4. A segunda causa de sedição nos estados ótimos mesclados e na república.

Faz-se também a sedição e a transmutação no estado dos ótimos porque todo estado dos ótimos mesclado é mais estado de poucos [do que estado popular]. Por este motivo os ricos mais possuem dos bens comuns do que os pobres. Ora, a causa pela qual no estado dos ótimos mais se atribuem [bens] aos ricos é porque no estado dos ótimos a distribuição dos bens é feita segundo a dignidade da virtude, de tal maneira que aqueles que mais participam da virtude mais recebem dos bens comuns. Os ricos, porém, alcançam mais a virtude do que os pobres, ou pelo menos assim às vezes o parecem. Como conseqüência, pelo fato de que os pobres vêem os ricos mais receber dos bens comuns do que eles próprios o recebem, os invejam e se contristam, e insurgem contra eles, e acontece que mudam a república em deste modo o estado dos ótimos mesclado se transforma em estado popular. Isto não aconteceria num estado popular e num estado de ótimos bem mesclado. De onde que fica manifesto que o estado de ótimos mesclado corrompe-se pelo fato de que os ricos recebem mais do que os pobres.

[Deve-se observar, porém], que as transmutações do estado dos ótimos maximamente se ocultam, porque apenas paulatinamente e aos poucos estes se corrompem. Ora, a transgressão daquilo que é pequeno é causa da transmutação, porque quando se faz uma transgressão segundo o pouco no tocante ao que é necessário para a república, por se tratar de coisa pouca, não inspira cuidados. Quando outra transgressão de pouco monta se realiza, novamente é negligenciada. Assim, portanto, procedendo gradativamente, permitem-se por negligência maiores movimentos até que toda a república é movida.

Assim como vemos nos atos morais, nos quais um ato inclina a outro ato consemelhante, e o exercício induz uma inclinação a atos consemelhantes, assim também ocorre nas repúblicas nas quais quando se negligencia aquilo que é necessário à república, este defeito inclina a atos consemelhantes. E assim, por um procedimento contínuo é induzida uma inclinação tão grande ao contrário da república que esta acaba por corromper-se. Porque esta corrupção faz-se segundo o pouco e gradativamente, ela não é aparente [aos homens].

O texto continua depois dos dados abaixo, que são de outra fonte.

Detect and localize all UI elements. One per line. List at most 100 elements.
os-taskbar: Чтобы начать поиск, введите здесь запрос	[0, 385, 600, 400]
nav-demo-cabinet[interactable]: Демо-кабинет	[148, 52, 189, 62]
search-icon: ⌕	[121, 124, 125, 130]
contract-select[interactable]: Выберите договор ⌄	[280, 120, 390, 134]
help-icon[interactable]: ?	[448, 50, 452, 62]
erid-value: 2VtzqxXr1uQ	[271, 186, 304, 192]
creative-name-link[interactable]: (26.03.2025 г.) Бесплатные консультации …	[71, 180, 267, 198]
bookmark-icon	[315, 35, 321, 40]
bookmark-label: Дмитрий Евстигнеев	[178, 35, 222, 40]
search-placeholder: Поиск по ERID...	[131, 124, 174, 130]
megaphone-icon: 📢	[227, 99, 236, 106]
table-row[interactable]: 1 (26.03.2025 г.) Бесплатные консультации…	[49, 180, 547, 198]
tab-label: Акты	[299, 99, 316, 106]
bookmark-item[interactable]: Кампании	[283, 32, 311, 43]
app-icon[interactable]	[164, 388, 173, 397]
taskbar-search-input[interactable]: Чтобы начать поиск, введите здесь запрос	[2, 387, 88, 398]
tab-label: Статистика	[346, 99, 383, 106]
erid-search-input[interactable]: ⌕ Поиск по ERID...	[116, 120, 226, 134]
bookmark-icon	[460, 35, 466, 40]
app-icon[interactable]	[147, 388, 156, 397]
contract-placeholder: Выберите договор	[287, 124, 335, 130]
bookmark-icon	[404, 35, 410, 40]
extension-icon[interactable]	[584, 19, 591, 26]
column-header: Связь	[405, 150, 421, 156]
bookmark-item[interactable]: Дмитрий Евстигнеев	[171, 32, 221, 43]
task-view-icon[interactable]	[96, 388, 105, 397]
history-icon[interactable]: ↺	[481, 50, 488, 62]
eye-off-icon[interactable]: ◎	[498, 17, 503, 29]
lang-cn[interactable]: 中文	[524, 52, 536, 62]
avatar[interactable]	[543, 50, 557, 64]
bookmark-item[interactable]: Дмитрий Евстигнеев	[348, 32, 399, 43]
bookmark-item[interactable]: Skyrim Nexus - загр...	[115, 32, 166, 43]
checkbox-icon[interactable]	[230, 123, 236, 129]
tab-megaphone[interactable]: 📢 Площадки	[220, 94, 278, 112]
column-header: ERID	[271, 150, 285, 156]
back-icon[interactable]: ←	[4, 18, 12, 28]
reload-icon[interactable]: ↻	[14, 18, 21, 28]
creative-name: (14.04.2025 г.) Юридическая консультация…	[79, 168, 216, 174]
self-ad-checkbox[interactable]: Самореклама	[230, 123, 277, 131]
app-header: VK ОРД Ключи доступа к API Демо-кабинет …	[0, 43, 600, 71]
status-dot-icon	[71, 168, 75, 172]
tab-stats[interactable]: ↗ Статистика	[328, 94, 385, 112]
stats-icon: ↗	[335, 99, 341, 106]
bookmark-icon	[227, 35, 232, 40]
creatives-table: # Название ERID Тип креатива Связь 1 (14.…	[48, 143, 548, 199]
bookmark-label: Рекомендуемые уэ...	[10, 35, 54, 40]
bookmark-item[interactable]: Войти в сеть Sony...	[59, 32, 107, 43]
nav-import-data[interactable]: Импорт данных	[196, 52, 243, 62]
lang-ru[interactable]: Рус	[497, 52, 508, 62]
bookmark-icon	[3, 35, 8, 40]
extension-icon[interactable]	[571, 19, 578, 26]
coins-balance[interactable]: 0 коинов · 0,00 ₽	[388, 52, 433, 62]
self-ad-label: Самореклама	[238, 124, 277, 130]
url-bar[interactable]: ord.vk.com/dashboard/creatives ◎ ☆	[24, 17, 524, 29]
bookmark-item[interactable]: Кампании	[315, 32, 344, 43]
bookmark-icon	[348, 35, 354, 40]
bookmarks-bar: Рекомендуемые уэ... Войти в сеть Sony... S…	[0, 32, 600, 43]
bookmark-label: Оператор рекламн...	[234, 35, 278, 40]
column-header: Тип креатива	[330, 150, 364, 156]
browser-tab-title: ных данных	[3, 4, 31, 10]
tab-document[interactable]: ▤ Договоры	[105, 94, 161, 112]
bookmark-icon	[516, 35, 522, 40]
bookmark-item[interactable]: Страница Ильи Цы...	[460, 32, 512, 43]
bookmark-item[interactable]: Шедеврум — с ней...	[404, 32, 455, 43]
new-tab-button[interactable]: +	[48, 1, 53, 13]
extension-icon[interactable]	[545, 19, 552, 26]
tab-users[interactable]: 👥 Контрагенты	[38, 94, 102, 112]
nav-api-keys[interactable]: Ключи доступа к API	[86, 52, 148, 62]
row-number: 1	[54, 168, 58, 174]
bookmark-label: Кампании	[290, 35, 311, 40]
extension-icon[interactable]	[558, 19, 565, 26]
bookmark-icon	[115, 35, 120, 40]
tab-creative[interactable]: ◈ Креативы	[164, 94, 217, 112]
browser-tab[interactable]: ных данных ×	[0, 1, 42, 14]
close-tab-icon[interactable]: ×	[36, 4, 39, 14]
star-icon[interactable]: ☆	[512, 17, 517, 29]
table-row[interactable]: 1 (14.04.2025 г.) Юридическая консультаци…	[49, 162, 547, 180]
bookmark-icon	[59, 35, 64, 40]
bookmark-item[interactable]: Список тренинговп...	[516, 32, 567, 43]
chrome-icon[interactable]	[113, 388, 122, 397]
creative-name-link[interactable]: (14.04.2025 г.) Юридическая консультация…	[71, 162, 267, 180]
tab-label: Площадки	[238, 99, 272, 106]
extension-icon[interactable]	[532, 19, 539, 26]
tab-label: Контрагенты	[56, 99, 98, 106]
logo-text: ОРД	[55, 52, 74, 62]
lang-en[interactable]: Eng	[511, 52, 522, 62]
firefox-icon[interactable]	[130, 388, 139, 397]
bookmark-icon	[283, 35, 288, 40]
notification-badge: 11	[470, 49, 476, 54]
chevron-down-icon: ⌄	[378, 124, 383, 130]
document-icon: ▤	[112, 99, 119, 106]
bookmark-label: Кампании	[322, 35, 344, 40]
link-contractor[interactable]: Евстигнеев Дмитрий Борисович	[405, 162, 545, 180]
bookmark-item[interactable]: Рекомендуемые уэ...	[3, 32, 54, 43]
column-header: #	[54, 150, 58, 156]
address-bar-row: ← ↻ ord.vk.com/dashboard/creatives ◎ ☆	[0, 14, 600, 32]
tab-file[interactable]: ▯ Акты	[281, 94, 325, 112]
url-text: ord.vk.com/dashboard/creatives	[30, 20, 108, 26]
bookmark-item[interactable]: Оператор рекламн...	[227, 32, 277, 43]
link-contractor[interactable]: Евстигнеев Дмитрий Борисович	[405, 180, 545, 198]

Um exemplo deste procedimento encontrou-se na república dos Túrios, a qual foi destruída por este modo, gradativamente e segundo o pouco. Ali havia uma lei segundo a qual ninguém poderia exercer a condução do exército senão por cinco anos. [Os que exerciam esta cargo], desprezando a utilidade da cidade e crendo que poderiam obter com a multidão aquilo que queriam, empenharam-se em destrui esta lei e persuadiram a multidão que estes poderiam exercer a condução do exército vitaliciamente. Os governantes conselheiros que tinham o poder de instituir e destruir as leis, principiando a contradizer, foram finalmente persuadidos a conceder, e consideraram que sobre as demais partes da república de resto nada mudariam. Posteriormente estes mesmos se empenharam em destruir outra lei, e persuadiram à multidão para a qual eram benévolos. Quando os governantes quiseram resistir-lhes, [perceberam que] não o poderiam; antes, ao contrário, toa a ordem da república gradativamente e segundo o pouco corrompeu-se e transformou- se num potentado de poucos e no domínio daqueles que se empenharam em desacostumar [os homens] para com a república anteriormente existente e a destruí-la.